I’ve been toying around with Haskell lately, after I bought the excellent book Real World Haskell (there is also an online version where readers can comment on every paragraph). Every programmer should enjoy programming with a rigid but powerful type system like Haskell’s once in his or her career. It really puts things into perspective. Sure Ruby and Python are cool for quick hacking but nothing beats knowing that GHC accepts a program.
Indeed, I do catch most of my coding mistakes at compile time. Of course nothing prevents you from confusing (1-x) with (x-1) but Haskell really lets you focus on the actual code (once you get your program past the type checker).
But this post isn’t about me being a new fan of Haskell, but something much more insignificant: Yesterday I’ve built a tiny compiler. For a tiny language.
(bind.bind (x. x + 5) lambda.bind 2 calculus.lambda calculus)(x. f. f x)
I’ve taken the freedom to add integer literals and basic arithmetic since they can be expressed in lambda calculus anyway (via church numerals). If you want proof:
(bind.bind (f. x. x) zero.bind (f. x. f x) one.bind (f. x. f (f x)) two.bind (n. f. x. f (n f x)) succ.bind (n. m. m succ n) plus.bind (n. n (x. x + 1) 0) toLiteral.toLiteral (plus one (succ two)))(val. body. body val)
Just by using `one` and `succ` you can already express every natural number. Those church numerals can be mapped to any other number system by supplying the successor function and the zero element. In case of the built-in integers, that would be `x. x + 1` and `0` respectively.
And this example indeed results in “4” just as expected.

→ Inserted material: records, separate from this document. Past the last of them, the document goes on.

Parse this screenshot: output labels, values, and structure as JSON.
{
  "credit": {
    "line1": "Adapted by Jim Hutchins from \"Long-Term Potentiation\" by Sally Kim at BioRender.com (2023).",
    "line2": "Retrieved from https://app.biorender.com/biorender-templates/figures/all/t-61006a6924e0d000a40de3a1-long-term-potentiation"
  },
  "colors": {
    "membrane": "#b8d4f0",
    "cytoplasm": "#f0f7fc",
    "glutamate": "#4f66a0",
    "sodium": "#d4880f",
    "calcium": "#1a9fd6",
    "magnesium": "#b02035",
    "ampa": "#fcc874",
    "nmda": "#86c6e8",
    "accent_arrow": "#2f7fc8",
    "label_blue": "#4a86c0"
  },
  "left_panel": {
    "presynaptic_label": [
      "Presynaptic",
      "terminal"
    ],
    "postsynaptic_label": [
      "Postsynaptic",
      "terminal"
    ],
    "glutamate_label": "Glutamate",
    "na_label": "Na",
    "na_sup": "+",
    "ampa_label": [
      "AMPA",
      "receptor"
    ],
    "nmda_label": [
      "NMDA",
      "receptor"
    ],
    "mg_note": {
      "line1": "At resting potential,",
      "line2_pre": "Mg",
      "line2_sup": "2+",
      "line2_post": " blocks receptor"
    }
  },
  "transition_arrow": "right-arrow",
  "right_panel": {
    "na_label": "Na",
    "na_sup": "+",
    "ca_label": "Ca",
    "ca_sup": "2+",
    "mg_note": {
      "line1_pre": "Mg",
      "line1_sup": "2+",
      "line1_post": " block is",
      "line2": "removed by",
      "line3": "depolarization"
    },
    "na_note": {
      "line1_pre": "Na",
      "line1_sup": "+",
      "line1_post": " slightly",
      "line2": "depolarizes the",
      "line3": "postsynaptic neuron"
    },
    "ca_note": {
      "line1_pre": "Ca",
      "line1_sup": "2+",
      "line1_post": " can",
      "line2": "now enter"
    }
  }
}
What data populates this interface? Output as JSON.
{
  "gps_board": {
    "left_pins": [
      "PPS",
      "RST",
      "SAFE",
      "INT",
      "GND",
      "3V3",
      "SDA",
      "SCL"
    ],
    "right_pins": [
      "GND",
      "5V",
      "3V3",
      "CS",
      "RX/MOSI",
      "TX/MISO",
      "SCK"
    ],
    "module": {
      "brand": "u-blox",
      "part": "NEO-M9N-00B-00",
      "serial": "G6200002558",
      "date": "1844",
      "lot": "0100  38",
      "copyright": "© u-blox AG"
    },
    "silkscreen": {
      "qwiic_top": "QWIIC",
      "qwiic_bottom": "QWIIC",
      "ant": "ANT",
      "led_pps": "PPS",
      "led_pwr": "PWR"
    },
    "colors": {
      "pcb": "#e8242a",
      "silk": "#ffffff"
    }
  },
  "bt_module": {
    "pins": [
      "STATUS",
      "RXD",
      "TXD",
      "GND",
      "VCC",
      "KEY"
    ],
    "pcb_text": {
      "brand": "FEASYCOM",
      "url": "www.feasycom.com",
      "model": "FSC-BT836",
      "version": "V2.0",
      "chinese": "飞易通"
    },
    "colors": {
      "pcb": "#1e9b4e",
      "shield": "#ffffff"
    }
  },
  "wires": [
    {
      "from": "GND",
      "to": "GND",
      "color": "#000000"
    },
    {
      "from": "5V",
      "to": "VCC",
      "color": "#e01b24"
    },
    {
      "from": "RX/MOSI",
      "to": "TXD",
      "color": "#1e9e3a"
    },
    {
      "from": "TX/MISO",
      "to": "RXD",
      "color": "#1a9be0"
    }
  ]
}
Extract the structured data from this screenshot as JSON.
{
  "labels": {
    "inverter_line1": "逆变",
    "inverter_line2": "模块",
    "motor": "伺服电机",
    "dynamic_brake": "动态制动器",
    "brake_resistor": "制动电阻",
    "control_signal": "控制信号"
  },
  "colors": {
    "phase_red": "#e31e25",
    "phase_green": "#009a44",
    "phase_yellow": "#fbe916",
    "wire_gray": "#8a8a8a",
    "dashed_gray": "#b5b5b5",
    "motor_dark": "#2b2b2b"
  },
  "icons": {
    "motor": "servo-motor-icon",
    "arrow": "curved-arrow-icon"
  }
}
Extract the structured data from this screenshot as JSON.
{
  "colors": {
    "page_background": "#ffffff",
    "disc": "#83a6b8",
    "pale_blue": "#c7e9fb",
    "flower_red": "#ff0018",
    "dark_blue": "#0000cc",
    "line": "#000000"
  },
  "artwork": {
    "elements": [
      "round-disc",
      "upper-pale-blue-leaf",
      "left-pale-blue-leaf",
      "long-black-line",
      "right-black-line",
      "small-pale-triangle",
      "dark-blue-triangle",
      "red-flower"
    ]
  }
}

I would love to reproduce the compiled assembler code here, but it not pretty. The code consists of over 20 tiny functions, one for each `.` in the code above. And yes there is no shorthand for curried multi-parameter functions. This is an insignificant language after all.
Now why the effort?
Implementing Parvum was an interesting experience in Haskell. I got to use the parser combinator library `parsec` which embeds nicely into Haskell. Working with parsec really is great because you use one environment for the whole compiler. No separate grammar file and no machine generated code files. If I need a convenience function for my grammar (like a parameterised production) I just go ahead and create it.
Unlike all my previous parsers, this one really focuses on building an AST solely. No name lookups, no transformations, just an abstract syntax tree. This tree is then fed into the compiler, which translates it into a representation of the program not entirely unlike what Prexonite uses: There are applications which consist of global variables and functions which in turn have parameters, local variables, shared names (via closures) and byte code. This model of the application is then printed via the HughesPJ pretty printer library.
Apart from the highly ambiguous grammar of lambda calculus notation the biggest problem was to implement the translation step. Not because walking an AST in post-order is particularly difficult (Prexonite assembler is stack based) but because emitting embedded functions while generating code is not trivial.
- First of all, you need a steady supply of unique names: state monad
- You need to keep track of the current function environment (for shared names): reader monad and the local function
- Finally the embedded functions have to be stored in the application: writer monad
I’m not really happy with this solution as it is yet another example of how you can duck behind imperative concepts once things get a bit more complicated. In this particular case, the decision to design the application model (application contains functions and global variables etc.) like I did in C# is probably the culprint. In Prexonite, I build these data structures incrementally, adding and tweaking bits here and there. This just isn’t the way to go in Haskell. In Haskell you’re supposed find one final expression for every value, which in this case proved to be far from trivial.
Since Parvum is just a prototype I needed a high level back end which basically reduced the choice down to
- any actual programming language
In particular, the back end had to support closures out of the box. Out of these I chose Prexonite bytecode assembler because it is high level but still requires a translation effort (I actually want to learn something implementing Parvum) and because it resembles CIL to some extent.
The latter is important because I might implement my next serious language on top of the CLR directly instead of the DLR.
No, Parvum is not intended to replace Prexonite as my
workhorse language of choice. It really is just a research object.
I plan to investigate the following:
- Arity checking
- (1 + 5) :: *
- (x. x + 1) :: * –> *
- (x. y. x + y) 5 :: * –> *
- Extend language with 2nd data structure: Bool
- Allows for predicates (comparison, and, not etc.)
- Makes finite recursion possible
- Simple type checker (Int vs. Bool) in addition to arity checking
- My first static type checker *ever*
Unfortunately Parvum is strict, at least until I’ve found a way to encode lazy computations in the strict Prexonite VM. This is one place where I might cheat and just provide a `thunk` mechanism as part of Prexonite (say a command that wraps a computation and its arguments). We’ll see.